Essa obra teve o prêmio especial do júri no XI Salão Municipal de Artes Plásticas, promovido pela Prefeitura Municipal de João Pessoa – FUNJOPE, no dia 14 de Outubro de 2003.
A proposta era reproduzir imagens, com uma máquina fotográfica digital, da mulher “Maria Pé No Chão”, nome dado a ela por nunca ter calçado sapato. Dona Maria Pé No Chão tem uma vida comum, como várias mulheres; ela é aposentada, cria seus netos e leva uma vida marcada por conflitos, desencontros, diferenças e preconceitos.
Todas essas características justificaram a escolha dessa senhora para a mostra denominada Marcações. As MARCAS e AÇÕES causadas pela própria vida da “Maria Pé No Chão”, que podem remeter às Marias da rua, do picolé, da padaria, da mãe de Jesus e protetora de um determinado povo; remete, enfim, a todas as Marias dispersas pelo mundo. Marias marcadas pelas ações do tempo, da esperança, das angústias, das perdas e da solidão.
“Maria Pé No Chão” tem o propósito de fazer as pessoas refletirem sobre suas próprias marcas provocadas pelo tempo, tanto o cronológico quanto o sensível, perceptível.
O painel foi montado no chão em uma sala de, aproximadamente, 4 metros quadrados, restando, portanto, 50 cm para as pessoas circularem ao redor do trabalho. Essa era uma opção, a outra era que as pessoas poderiam passar por cima da obra. A instalação contou com uma intervenção sonora da fala da “Maria Pé No Chão”. Com a ajuda de um profissional de áudio foram feitos recortes e pausas, construindo, assim, uma montagem sonora.

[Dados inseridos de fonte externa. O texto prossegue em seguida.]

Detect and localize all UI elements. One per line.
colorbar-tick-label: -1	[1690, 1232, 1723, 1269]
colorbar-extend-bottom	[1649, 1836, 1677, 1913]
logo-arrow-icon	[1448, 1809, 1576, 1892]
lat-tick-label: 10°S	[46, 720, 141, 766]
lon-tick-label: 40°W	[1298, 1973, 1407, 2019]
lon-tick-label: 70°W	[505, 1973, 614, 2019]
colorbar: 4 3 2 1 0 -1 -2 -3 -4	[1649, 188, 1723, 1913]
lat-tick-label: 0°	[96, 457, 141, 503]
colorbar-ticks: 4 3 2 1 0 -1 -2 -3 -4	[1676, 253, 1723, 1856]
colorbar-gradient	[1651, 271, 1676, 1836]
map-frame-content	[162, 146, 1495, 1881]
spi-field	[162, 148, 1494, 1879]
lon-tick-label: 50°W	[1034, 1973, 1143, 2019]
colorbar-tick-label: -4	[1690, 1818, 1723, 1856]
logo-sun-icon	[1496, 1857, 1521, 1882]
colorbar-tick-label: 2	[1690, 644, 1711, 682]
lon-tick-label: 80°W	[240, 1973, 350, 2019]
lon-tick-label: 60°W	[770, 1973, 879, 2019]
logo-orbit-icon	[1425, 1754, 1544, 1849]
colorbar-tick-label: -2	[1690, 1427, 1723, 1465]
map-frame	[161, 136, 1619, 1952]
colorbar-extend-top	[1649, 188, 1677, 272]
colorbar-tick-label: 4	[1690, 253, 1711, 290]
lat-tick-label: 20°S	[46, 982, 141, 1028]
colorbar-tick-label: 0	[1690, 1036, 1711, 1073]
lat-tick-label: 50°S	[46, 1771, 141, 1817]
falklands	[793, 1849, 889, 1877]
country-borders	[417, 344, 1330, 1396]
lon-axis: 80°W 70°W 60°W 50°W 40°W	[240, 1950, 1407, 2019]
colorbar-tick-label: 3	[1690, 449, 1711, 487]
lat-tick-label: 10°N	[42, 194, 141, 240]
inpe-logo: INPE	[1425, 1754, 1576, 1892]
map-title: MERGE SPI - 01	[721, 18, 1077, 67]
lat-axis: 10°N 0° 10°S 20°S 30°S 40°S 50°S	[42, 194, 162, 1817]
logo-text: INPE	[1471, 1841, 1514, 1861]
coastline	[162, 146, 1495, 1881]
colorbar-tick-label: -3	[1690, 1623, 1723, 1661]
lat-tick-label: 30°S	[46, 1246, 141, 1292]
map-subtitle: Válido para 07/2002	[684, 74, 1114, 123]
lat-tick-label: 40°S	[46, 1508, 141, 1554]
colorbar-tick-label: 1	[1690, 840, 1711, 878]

O som vinha de um lugar alto, no canto oposto à entrada da sala. No momento em que o espectador entrava no local percebia que não havia nada nas paredes e, depois de alguns instantes, via que a obra estava no chão. Uma vez dentro da sala, o espectador escutava ou não as falas da “Maria Pé No Chão” devido à utilização das pausas na montagem sonora. Com isso, os visitantes ficavam curiosos e começaram a circundar a obra.
Depois de percorrer todo o painel e compreender a montagem sonora, o olhar de desconfiança era o que artista e monitores mais percebiam. Outros olhares, mais curiosos, como o das crianças e de alguns adultos, fizeram com que as pessoas andassem sobre as imagens, brincassem e sentassem sobre elas.
A intenção era provocar uma determinada ação, ou interação do visitante: andar por cima das imagens, senti-las com os pés, brincar de montar imageticamente as partes do corpo da “Maria Pé No Chão”. A partir daí, reelaborar suas próprias marcas.